JUST IMAGINE! May 1938: The Ghost Who Walks and the Man of Steel


By the time Superman arrived in comic books in 1938, the Phantom had already been crusading against crime in the newspapers for two years.

In May, the month the Man of Tomorrow made his first appearance, the Ghost Who Walks was embroiled in the adventure of The Prisoner of the Himalayas, the fifth of his daily storylines recorded by writer Lee Falk and artist Ray Moore.

The course of the Phantom’s relationship with his lady love, Diana Palmer, rarely ran smooth, and this time out, he’s forced to break up her wedding to another suitor and carry her away, as in The Graduate.

As if that weren’t trouble enough, the Ghost Who Walks is also kept busy aiding Scotland Yard in the investigation of the kidnapping of the young ruler of Barogar. And Diana’s mother makes her first appearance in the strip, meeting the Phantom for the first time.

Naturally, she has certain misgivings about the idea of having a spooky purple-clad masked crusader as a son-in-law.

The Phantom merely posed as being superhuman to intimidate criminals, of course. But four years earlier, Falk had come up with a true superman — Mandrake the Magician.
“One could have called him a superhero without exaggeration,” noted James Van Hise in King Comic Heroes.

Debuting in newspapers on June 11, 1934, the tuxedoed titan originally had vast powers of sorcery. With a gesture, he could cause a car to leap over a woman in its path, or halt himself in midair after a fall from a plane. But Falk eventually saw the dramatic trap he’d set for himself there.
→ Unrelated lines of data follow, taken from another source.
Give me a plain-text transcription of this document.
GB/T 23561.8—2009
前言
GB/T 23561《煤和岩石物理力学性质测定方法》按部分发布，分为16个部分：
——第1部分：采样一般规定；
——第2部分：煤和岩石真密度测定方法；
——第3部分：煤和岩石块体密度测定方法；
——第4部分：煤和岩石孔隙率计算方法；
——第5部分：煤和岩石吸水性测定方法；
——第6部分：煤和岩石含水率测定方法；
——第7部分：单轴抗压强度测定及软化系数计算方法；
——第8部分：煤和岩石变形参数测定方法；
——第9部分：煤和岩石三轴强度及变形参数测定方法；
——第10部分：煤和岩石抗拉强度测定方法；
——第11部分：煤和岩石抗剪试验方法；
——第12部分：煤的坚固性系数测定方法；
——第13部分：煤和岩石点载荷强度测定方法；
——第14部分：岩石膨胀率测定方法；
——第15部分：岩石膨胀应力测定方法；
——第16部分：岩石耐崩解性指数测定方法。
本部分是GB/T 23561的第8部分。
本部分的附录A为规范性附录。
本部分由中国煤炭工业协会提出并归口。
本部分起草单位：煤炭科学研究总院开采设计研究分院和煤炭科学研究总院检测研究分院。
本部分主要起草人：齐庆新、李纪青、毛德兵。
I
“For the first six months or so, I don’t recall where the cutoff was, I made him a real magician,” Falk recalled. “When he turned the Cobra into a rat, he really made him into a rat. When he made the ceiling fall in, it really fell in.

“I did that for a while, and this was before Superman, and I began to think that this was too easy. That it would be too hard for people to fight Mandrake if he really was supernatural, which is what he was. So I changed all that without mentioning anything, and I turned him into a super hypnotist, so that he was a real man using hypnosis.”

“So that changed Mandrake and made him a real man, and I think it probably saved him,” Falk said. “Superman had the same problem, but with him having 20 or 50 writers, they managed to get enough ideas and keep him going very successfully. But I did my own writing.”

Any number of costumed avengers kept busy entertaining the public before Superman arrived, but the Man of Steel represented their apex, their culmination. He was a new hero for a new medium perfectly suited to him.